No es, pues, de extrañar, que apareciera un movimiento de protesta de enorme importancia en el país, el movimiento 15-M, que puso en el centro de su proyecto la denuncia de este sistema que se autodefine como democrático. Sus eslóganes («Lo llaman democracia y no lo es»; «No nos representan»; «No hay pan para tanto chorizo») iban directamente al grano y fueron inmensamente populares. Casi de inmediato surgió una gran simpatía hacia este movimiento, de tal manera que hoy la mayoría de la ciudadanía española está de acuerdo con que los gobiernos no la representan. Nunca antes, durante el periodo democrático, el Estado había alcanzado un nivel tan alto de descrédito y de pérdida de legitimidad, pérdida acentuada todavía más en la aplicación de políticas públicas que carecen de mandato popular.
La aparición de movimientos democráticos contestatarios
Es, por lo tanto, lógico y predecible que la aparición de un movimiento político basado en la cultura y la dinámica del 15-M, como lo es Podemos, fuera repentina, y que este movimiento se convirtiera, en poco tiempo, en la opción preferida por grandes sectores de la población, hartos e insatisfechos con la situación actual, transformándose en la tercera fuerza política del país. Ni que decir tiene que la casta política y el establishment financiero (según el banquero Emilio Botín, recientemente fallecido, el mayor peligro para su supervivencia era Podemos y lo que él llamaba el problema catalán), económico y mediático del país se movilizaron enseguida, con una gran agresividad por parte de las derechas españolistas, con la vulgaridad y la estridencia (casi sin precedentes en Europa) que les caracterizan. La derecha española, situada en la ultraderecha en el panorama político europeo, carece de cultura democrática, siendo la heredera de la derecha del régimen anterior. Su grado de corrupción (que ha contaminado a otros partidos) es continuador del existente en el Estado dictatorial. Lo que es lamentable es que la nueva dirección del PSOE haya añadido su voz, refiriéndose a Podemos como «populista», «demagógico», «utópico», etc. (ver mi artículo «¿Qué es populismo?», Público, 13.11.13).
Esta demanda de democracia aparece también en Catalunya con el movimiento a favor del derecho a decidir (que apoya alrededor de un 80% de la población e incluye, aunque no es lo mismo, el derecho a la secesión, que lo apoya alrededor de un 50%), lo que se convierte en un problema mayor cuando el Estado no permite el ejercicio de tal derecho, pues el Estado teme, con razón, las consecuencias de que este derecho a decidir (democracia participativa y directa) se expandiera al resto de España. El mal llamado problema catalán es el problema español, creado por una transición inmodélica que dio como resultado un Estado escasamente democrático, pobre, poco redistributivo, con escasa conciencia social (el gasto público social por habitante continúa siendo uno de los más bajos de la Unión Europea de los 15) e incapaz de reconocer la plurinacionalidad de España.

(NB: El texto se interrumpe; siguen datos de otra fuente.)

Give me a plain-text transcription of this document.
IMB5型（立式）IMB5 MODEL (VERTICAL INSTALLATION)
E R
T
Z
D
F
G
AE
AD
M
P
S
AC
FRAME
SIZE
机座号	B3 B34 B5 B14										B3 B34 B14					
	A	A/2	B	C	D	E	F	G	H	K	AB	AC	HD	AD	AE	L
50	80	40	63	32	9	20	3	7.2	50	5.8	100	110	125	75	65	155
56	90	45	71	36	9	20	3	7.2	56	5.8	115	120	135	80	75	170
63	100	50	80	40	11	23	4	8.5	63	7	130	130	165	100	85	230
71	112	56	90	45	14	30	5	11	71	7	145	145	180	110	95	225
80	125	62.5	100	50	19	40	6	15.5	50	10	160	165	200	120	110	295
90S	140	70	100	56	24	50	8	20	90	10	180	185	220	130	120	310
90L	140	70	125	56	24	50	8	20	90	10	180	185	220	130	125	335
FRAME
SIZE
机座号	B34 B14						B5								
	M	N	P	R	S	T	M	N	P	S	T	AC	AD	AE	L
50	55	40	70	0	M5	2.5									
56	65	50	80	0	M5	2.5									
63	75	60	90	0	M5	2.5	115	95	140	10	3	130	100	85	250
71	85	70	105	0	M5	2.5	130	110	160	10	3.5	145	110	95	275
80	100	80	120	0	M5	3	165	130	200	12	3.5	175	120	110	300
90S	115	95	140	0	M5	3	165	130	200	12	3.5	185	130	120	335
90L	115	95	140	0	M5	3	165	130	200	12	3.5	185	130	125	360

El mayor reto de estos nuevos movimientos radicales, exigiendo democracia real, y los nuevos partidos políticos es el de organizarse sin reproducir los defectos de las organizaciones políticas actuales, estableciendo un sistema de participación en el que sea la ciudadanía la que decida directamente (el derecho a decidir, a través de formas de democracia directa, hoy prácticamente inexistentes en España), relacionándolo con la de democracia indirecta, es decir, la democracia donde el ciudadano delega a su representante la toma de decisiones. Una fuerza política debería reproducir en su seno el tipo de sociedad que desea. De ahí el enorme daño de los partidos políticos, al no reflejar en su interior el tipo de sociedad que la ciudadanía desea. Lo que hoy estamos viendo es una oposición a la profesionalización de la política.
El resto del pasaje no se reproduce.